Training Data: The adapter was trained on a mixture of two datasets, MultiDoc2Dial and QUAC, which are both for document-grounded, multi-turn question answering. This mixture of datasets, referred to as MD2D-QUAC, was also used to train IBM Granite's citation generation adapter. 2053 question-answer conversation rounds were used for training and 1024 for validation. These numbers of instances were deliberately chosen to be modest to demonstrate that a well-performing adapter can be trained using this limited amount of data.
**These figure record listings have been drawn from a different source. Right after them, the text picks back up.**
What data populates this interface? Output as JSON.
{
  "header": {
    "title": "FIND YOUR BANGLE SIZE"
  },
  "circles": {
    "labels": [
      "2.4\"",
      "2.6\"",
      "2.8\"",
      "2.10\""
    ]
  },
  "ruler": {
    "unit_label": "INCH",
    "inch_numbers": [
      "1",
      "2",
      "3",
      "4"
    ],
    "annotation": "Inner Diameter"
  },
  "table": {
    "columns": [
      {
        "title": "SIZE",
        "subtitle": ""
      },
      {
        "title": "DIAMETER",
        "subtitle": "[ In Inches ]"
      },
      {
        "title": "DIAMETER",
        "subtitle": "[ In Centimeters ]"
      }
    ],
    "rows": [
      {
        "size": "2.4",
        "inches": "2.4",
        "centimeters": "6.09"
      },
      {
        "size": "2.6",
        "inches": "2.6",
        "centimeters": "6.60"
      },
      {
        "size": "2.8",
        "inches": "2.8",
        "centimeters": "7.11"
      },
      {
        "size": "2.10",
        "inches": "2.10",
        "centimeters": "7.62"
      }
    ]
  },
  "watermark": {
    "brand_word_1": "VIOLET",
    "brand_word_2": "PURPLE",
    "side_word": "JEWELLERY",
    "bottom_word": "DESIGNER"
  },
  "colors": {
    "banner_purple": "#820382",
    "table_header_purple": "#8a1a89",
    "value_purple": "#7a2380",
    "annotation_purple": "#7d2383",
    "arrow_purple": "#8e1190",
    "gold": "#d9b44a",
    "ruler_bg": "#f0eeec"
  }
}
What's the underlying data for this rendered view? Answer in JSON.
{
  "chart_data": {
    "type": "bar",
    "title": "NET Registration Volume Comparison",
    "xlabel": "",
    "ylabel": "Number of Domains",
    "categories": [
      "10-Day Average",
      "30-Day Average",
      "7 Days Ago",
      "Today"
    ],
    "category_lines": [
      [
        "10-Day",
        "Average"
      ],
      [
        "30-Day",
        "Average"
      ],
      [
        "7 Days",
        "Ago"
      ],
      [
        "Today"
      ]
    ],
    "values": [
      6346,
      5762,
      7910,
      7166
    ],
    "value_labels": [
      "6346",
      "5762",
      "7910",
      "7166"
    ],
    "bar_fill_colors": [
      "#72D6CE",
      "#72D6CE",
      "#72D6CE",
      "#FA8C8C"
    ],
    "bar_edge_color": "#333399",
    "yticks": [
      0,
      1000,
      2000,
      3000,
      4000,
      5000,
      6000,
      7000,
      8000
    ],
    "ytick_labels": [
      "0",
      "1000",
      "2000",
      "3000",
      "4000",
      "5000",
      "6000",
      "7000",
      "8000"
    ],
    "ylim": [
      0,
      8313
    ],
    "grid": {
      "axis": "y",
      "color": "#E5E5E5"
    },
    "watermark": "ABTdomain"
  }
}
The MultiDoc2Dial and QUAC datasets consist of sets of grounding documents and multi-turn question-answering conversations based on the set of documents. For training the context attribution adapter, each conversation round (consisting of one user question followed by an assistant response), together with any conversation rounds that precede it, was treated as a separate "instance". The context for each instance includes the documents for the conversation as well as all conversation rounds except the last round, which is treated as the current round for the instance. granite-4.0-micro was called to re-generate a response to the question in the current round (since the purpose of the adapter is to attribute granite-4.0-micro's responses). The leave-one-out (LOO) variant of MExGen was then used to attribute each response sentence to context sentences, yielding "gold" attribution scores. LOO is thus treated as the "skyline" method in the Evaluation section below. The LOO attribution scores were thresholded to produce a controlled-length list of context sentences, specifically a list of context sentence numbers in decreasing order of importance. The context attribution adapter was trained to reproduce these lists for all response sentences, given the context, response, and an instruction as input.
Adapter Configurations
| Parameter | LoRA |
|---|---|
| Base model | ibm-granite/granite-4.0-micro |
| LoRA rank (r) | 16 |
| LoRA alpha | 32 |
| Target modules | q_proj, k_proj, v_proj |
| Output format | e.g. [{"r": 0, "c": [3, 1, 4]}, ... ] where "c" lists most important context sentences for response sentence "r" |
| Max completion tokens | 4096 |
| KV cache | Supported |
Infrastructure: The Granite 4.0 Micro Context Attribution LoRA adapter was trained on a single NVIDIA A100-80GB GPU.
Ethical Considerations: The context attribution adapter is designed specifically for Granite 4.0 Micro and was trained on its behavior. While it may be applied to other LLMs, it has not been validated for them. In addition, the context attributions may not always align with human judgments of which context sentences should matter.